At her startled laugh, he nodded, a wry acknowledgment. But the whole conversation was making her antsy. This time when she slid away, really needing to retreat to her side of the booth, he let her. She stared moodily at the basket of chips. "Knowing what we did wrong doesn't really change much, does it?"

"It can. It can keep us from going down the same path."

"And then, yay, we kiss against a magical sunset and say happily-ever-after. It's not right," she snapped abruptly. "To go through all that heartache and pain, every horrible moment, then say, 'Oh gee, it was always as simple as taking Path B instead of Path A. Be yourself, and all will be well.' People in relationships don't want you to be yourself."
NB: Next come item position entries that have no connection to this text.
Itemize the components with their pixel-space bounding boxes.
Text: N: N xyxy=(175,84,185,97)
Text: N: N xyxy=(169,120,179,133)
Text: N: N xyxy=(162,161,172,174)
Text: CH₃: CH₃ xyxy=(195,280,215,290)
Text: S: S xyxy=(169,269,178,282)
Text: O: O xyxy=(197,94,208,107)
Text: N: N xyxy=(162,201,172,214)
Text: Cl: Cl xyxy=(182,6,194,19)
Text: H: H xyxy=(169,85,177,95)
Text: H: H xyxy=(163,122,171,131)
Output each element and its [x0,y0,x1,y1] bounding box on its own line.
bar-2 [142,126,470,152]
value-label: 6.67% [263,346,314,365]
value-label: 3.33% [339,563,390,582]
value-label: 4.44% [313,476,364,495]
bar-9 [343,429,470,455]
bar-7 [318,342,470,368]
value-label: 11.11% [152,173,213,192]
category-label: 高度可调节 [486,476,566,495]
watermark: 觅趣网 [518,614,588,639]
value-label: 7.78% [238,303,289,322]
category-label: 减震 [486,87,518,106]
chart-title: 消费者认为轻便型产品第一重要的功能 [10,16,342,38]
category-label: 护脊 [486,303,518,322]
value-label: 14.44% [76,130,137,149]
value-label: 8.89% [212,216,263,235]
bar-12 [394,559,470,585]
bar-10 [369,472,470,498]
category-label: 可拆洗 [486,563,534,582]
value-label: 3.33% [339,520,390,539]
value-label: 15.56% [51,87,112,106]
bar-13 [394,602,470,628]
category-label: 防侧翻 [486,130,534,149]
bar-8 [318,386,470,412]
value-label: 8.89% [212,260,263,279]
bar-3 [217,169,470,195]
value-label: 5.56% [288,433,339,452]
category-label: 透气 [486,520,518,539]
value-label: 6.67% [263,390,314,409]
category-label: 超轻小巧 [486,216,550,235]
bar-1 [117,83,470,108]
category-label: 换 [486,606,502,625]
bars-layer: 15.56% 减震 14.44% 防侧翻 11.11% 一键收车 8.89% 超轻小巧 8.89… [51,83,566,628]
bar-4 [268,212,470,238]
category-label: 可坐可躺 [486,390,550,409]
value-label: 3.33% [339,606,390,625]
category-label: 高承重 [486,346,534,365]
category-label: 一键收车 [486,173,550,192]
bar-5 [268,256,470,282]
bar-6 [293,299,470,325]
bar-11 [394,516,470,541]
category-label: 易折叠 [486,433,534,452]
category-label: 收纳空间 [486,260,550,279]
"The wrong people don't." His gaze sharpened. "A lot of people assume a Dom is a misogynist who wants a woman who says "Yes sir" and "No sir," no mind of her own. I'm a strong Master, I don't deny it. I demand absolute obedience as part of the charge for us both, when the time is right, but you've already proven you have the intuition to know when I don't want that. There's a lot of room inside that circle between us. I don't want a brainless robot."

When she said nothing, a note of impatience entered his voice. "Do you want me to be any different? You might say 'Put down the toilet lid' or 'I wish you'd watch a chick flick instead of football,' but would you really want me to be that all the time? Don't the edges make the shape more interesting?"

She heard him, but it was a murmur behind her memories, playing out on the reflection of her margarita glass. Her fingers played with the damp coaster. When she heard him sigh, she looked up in time to see the ironic twist of his lips. "It's funny, isn't it?" he said. "My problem was finding a woman I wanted to be with outside of the scene as much as in it, and here you are; a woman who only wants me inside the scene because you're afraid of being hurt again. It would be perfect, except it isn't. We were both meant to reach for more."

"But you just said it. You really don't know anything about me, except what Alice told you."